The Roberts Enterprise Development Fund [now REDF] in the San Francisco Bay Area works with nonprofit umbrella organizations. These, in turn, have operated roughly twenty businesses – from thrift stores and janitorial services to a bakery and a furniture manufacturer – that also both make money and help specific groups in the community. Revenues grew from $10 million in 1997 to $20 million in 2000, with profits increasing from $230,000 to $630,000. Enterprises target specific employee/trainee populations – including landscaping and packaging and shipping services for individuals with developmental disabilities; bike repair training for young people; and a cleaning service, a café, and a temp agency that provide jobs for individuals with psychiatric disabilities.

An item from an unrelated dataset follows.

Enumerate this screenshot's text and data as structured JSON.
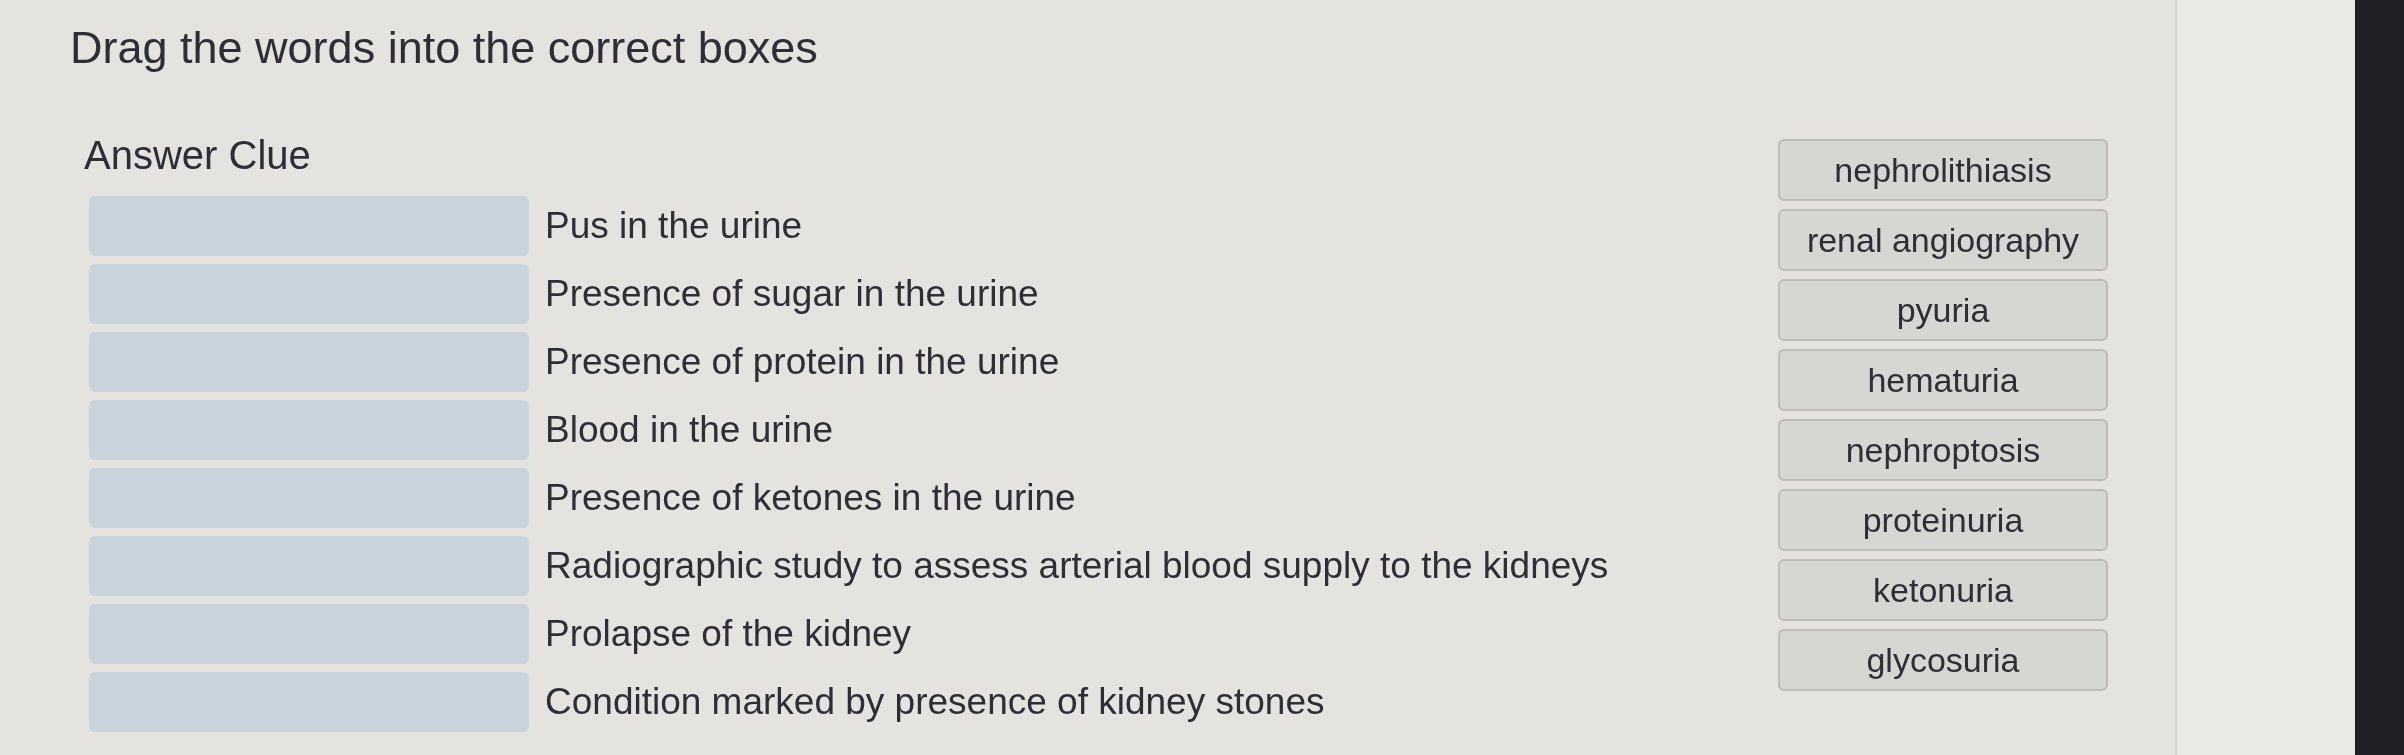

Educational and health institutions in many areas, of course, have also long operated as nonprofits-in-business charging fees for services. A recent study found that in the twenty largest U.S. cities, sixty-nine of the two hundred largest private enterprises (35 percent) were universities and medical institutions, most of which were nonprofit. In four cities – Washington, Philadelphia, San Diego, and Baltimore – what the study called “eds” and “meds” accounted for more than 50 percent of all jobs generated.
Some analysts who have studied hybrid nonprofits have raised serious questions about whether important service missions may be compromised by their economic activities; and several have suggested guidelines to maintain institutional integrity. Conversely, others point out that by reducing the reliance of organizations on public (often politically influenced) funding and from foundation and individual donor support, new sources of revenue can often produce offsetting advantages in terms of institutional independence.
Such questions are certain to take on increasing urgency as time goes on. Given the fiscal pressures driving change and the growing support the strategies are beginning to attract, the trend is unlikely to be reversed. The real question is how the conflict between organizational goals can be managed intelligently – and whether those concerned with critical public missions organize themselves to ensure the integrity of the various efforts.